We can speak about grief’s linguistic gymnasium where we tumble through words searching for those that are sharp enough to express profound, personal trauma.

We can study grief as a cultural phenomenon and gather information on how our society deals with the death of its members, and how it helps, and hinders, the return to normal life.

We can read the ancient mythologies and learn how people in prescientific times shaped their fears of the unknown into landscapes of metaphors and stories of myths to explain the randomness of death.

We can divide grief into different psychological types of personal loss—spouse, parent, child, sibling, friend, pet—and discuss which factors foster recovery and which ones compound the difficulties.

We can defusenegate, and analyze our own grief so completely that we understand what’s happening and why, but neglect to face our feelings of anger and loss, and lose our joy for living.

To grieve honestly is to enter into a relationship.

Grief is not a concept to grasp or a puzzle to figure out. It’s a journey of heart we take through a wilderness.

Death is not the thing with feathers. Death comes bearing bricks, and when it arrives we need to develop a relationship with grief, because grief is going to be our guide.

If we open ourselves to grief, and move with its tide as it flows in and out, we will stop seeing grief as an abstract concept and experience it as presence

Grieving is emotion and verb; the thing itself, and the thing that never can be named.

Grief will no longer be what happens to other people.
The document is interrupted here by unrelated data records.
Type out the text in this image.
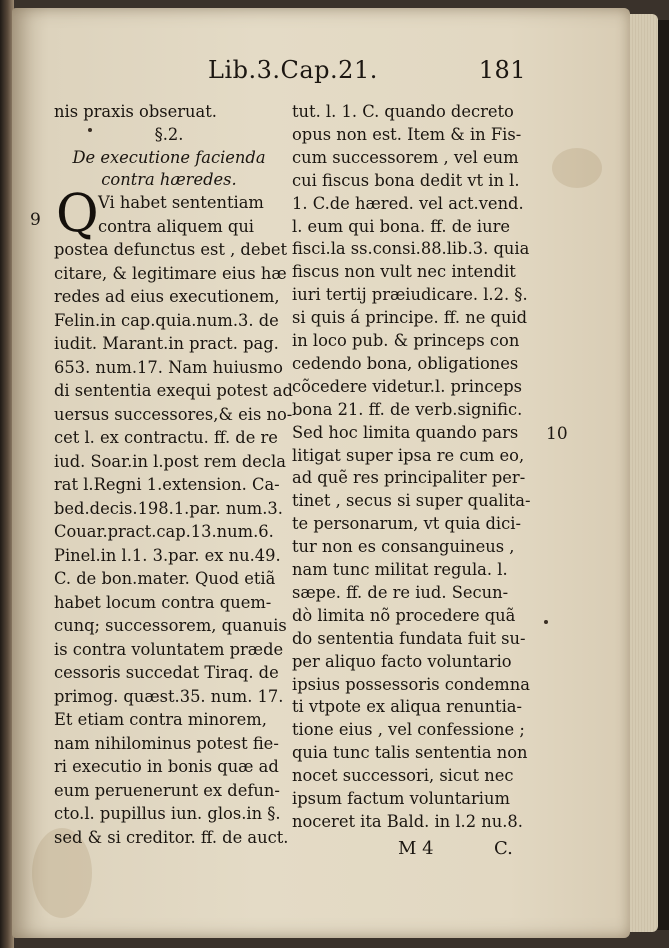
Lib.3.Cap.21.	181
9
10
nis praxis obseruat.
§.2.
De executione facienda
contra hæredes.
Q Vi habet sententiam
contra aliquem qui
postea defunctus est , debet
citare, & legitimare eius hæ
redes ad eius executionem,
Felin.in cap.quia.num.3. de
iudit. Marant.in pract. pag.
653. num.17. Nam huiusmo
di sententia exequi potest ad
uersus successores,& eis no-
cet l. ex contractu. ff. de re
iud. Soar.in l.post rem decla
rat l.Regni 1.extension. Ca-
bed.decis.198.1.par. num.3.
Couar.pract.cap.13.num.6.
Pinel.in l.1. 3.par. ex nu.49.
C. de bon.mater. Quod etiã
habet locum contra quem-
cunq; successorem, quanuis
is contra voluntatem præde
cessoris succedat Tiraq. de
primog. quæst.35. num. 17.
Et etiam contra minorem,
nam nihilominus potest fie-
ri executio in bonis quæ ad
eum peruenerunt ex defun-
cto.l. pupillus iun. glos.in §.
sed & si creditor. ff. de auct.
tut. l. 1. C. quando decreto
opus non est. Item & in Fis-
cum successorem , vel eum
cui fiscus bona dedit vt in l.
1. C.de hæred. vel act.vend.
l. eum qui bona. ff. de iure
fisci.la ss.consi.88.lib.3. quia
fiscus non vult nec intendit
iuri tertij præiudicare. l.2. §.
si quis á principe. ff. ne quid
in loco pub. & princeps con
cedendo bona, obligationes
cõcedere videtur.l. princeps
bona 21. ff. de verb.signific.
Sed hoc limita quando pars
litigat super ipsa re cum eo,
ad quẽ res principaliter per-
tinet , secus si super qualita-
te personarum, vt quia dici-
tur non es consanguineus ,
nam tunc militat regula. l.
sæpe. ff. de re iud. Secun-
dò limita nõ procedere quã
do sententia fundata fuit su-
per aliquo facto voluntario
ipsius possessoris condemna
ti vtpote ex aliqua renuntia-
tione eius , vel confessione ;
quia tunc talis sententia non
nocet successori, sicut nec
ipsum factum voluntarium
noceret ita Bald. in l.2 nu.8.
M 4	C.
It will be what walks alongside us through the trauma and connectsus to something larger than ourselves. 

If we face grief with courage, if we accept life’s hard realities, we will experience the silence beyond understanding, find hope to go on and experience grace.

As we converse with grief, it moves from being an It to being a close friend. We develop an I-Thou relationship with each other, a relationship of listening, sharing, and trust.